How to Watch Live as Philadelphia Counts Their Votes for Election 2020

Curious to see how the City of Brotherly Love is counting their votes? We have good news for you, then. A livestream set up by the Philadelphia City Commissioners YouTube channel started on November 3, and provides folks a glimpse of the ballots being counted.

The large room where the camera is set shows tables and chairs set up, along with dozens of boxes, which is safe to assume hold the state's votes. At certain parts of the livestream, you can find masked workers sorting through envelopes and laying out ballots into separate bins. It's a beautiful thing to see democracy at work.

As of publishing, the Associated Press has yet to call whether or not Democratic nominee Joe Biden or President Donald Trump has won in the state of Pennsylvania. In the 2016 election, Trump won Pennsylvania over Hillary Clinton in a margin of just 44,000 votes. This year, whether or not Biden will be able to flip the state blue has yet to be seen.

Trump has threatened to take legal action amid mail-in votes being counted after Election Day. Pennsylvania's Attorney General Josh Shapiro, however, has said otherwise.

"The bottom line is, we're going to make sure here in Pennsylvania, that we respect the will of the people. We're going to get an accurate count," Shapiro told Good Morning America during a virtual appearance Wednesday. "It's the law.

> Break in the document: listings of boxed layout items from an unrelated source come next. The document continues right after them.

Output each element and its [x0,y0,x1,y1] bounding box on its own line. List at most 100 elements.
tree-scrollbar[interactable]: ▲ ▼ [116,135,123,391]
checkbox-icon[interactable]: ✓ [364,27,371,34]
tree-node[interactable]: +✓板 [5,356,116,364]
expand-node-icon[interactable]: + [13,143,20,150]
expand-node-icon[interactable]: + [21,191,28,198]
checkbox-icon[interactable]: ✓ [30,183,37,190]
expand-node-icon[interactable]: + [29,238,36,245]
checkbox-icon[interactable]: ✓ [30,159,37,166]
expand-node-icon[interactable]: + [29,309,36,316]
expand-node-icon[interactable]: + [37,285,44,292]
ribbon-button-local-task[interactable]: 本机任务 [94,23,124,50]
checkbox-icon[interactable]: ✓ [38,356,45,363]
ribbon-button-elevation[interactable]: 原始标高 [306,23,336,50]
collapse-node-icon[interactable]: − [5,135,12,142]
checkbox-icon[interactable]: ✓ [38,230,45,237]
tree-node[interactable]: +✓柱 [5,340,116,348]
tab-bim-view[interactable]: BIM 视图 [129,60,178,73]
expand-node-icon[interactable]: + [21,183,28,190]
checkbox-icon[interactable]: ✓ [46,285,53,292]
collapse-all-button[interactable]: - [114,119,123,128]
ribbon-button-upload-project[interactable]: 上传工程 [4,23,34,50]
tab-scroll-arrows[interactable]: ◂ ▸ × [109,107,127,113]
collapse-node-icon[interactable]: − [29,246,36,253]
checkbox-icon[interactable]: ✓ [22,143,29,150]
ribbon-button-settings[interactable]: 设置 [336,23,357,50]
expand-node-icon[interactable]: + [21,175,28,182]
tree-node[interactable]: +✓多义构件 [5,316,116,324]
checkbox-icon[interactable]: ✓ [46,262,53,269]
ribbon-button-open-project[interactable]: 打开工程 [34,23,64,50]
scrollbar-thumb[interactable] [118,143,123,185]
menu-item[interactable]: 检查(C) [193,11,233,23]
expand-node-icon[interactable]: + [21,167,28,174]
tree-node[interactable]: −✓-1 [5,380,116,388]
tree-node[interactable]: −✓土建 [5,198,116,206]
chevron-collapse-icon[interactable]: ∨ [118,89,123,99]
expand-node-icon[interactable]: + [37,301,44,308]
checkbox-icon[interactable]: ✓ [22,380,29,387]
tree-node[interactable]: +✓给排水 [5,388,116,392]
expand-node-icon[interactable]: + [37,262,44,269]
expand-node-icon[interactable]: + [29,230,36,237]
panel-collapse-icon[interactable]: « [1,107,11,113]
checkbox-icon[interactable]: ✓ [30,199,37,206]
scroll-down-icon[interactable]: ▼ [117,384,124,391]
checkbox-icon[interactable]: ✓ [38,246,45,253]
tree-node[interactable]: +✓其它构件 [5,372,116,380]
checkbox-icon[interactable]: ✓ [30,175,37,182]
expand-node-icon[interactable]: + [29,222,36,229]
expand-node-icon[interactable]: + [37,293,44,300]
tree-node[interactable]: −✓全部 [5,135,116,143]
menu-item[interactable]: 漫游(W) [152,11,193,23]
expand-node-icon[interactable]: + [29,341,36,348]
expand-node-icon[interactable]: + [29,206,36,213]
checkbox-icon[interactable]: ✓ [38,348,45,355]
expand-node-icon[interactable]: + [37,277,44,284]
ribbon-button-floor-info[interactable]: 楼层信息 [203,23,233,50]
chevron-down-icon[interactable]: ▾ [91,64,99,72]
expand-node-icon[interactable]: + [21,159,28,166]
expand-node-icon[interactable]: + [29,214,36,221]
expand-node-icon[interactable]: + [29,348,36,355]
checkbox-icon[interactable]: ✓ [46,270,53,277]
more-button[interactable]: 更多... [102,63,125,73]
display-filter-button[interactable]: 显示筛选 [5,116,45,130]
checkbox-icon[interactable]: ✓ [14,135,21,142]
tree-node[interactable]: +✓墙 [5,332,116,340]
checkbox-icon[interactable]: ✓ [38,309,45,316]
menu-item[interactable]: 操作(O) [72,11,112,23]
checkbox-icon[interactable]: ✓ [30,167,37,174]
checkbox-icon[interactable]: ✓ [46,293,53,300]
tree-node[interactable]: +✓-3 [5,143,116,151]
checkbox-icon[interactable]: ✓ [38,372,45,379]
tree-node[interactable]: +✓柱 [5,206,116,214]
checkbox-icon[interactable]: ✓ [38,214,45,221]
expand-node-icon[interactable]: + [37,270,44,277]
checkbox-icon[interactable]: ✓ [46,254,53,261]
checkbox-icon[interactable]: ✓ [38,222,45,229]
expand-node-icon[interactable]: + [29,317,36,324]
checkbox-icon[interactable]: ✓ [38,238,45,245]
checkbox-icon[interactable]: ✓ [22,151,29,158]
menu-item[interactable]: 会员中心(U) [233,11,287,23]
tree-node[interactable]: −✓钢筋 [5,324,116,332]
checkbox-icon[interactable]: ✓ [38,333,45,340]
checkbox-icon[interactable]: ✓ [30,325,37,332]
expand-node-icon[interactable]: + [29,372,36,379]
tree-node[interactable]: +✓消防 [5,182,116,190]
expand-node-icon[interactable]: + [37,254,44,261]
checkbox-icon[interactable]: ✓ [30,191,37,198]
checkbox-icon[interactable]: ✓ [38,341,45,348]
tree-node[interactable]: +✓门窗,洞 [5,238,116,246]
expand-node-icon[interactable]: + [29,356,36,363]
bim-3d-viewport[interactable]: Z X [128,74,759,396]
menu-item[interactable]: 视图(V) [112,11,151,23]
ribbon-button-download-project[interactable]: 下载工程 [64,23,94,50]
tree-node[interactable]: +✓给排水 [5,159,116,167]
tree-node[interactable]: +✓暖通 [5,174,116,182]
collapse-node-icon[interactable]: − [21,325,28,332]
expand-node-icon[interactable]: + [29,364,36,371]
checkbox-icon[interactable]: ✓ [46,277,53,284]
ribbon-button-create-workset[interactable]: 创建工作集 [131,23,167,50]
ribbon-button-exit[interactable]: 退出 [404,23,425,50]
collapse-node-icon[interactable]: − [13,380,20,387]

The law says, 'Count every eligible vote and that's exactly what's happening all across Pennsylvania right now.'"

Shapiro also reassured viewers that the Pennsylvania Supreme Court isn't worried about Trump suing over the issue. "The president doesn't count these votes, the clerks in our communities count these votes," he explained. "The legal issues have largely been settled, and now it's time to count these votes and make sure that the will of the people is heard."

Attorney General Josh Shapiro on the ballots being counted in Pennsylvania: “We’re going to get an accurate count, it’s the law.”@GStephanopoulos

— Good Morning America (@GMA) November 4, 2020

The state of Pennsylvania can count mail-in votes as long as the Friday after Election Day, as long as the envelope is postmarked by November 3, according to a ruling from the Pennsylvania Supreme Court. The ballots will be taken up to 5 p.m. on Friday. Additionally, votes mailed in with no postmark date will still be counted, so long as they do not indicate that they were sent after November 3.

Counting them could take days. Shapiro also told GMA that the federal courts are unable to "meddle with" the "matters of state election law" and that it would be left to the states.

Voting Philadelphia
A woman marks down her vote on a ballot for the Democratic presidential primary election at a polling place in Armstrong Elementary School on Super Tuesday, March 3, 2020 in Herndon, Virginia. Samuel Corum/Getty Images

Prior to Election Day, Trump tweeted called the Supreme Court's decision counting the votes in Pennsylvania "a VERY dangerous one." "It will allow rampant and unchecked cheating and will undermine our entire systems of laws," he wrote in the tweet that has been labeled as "misleading." "It will also induce violence in the streets. Something must be done!"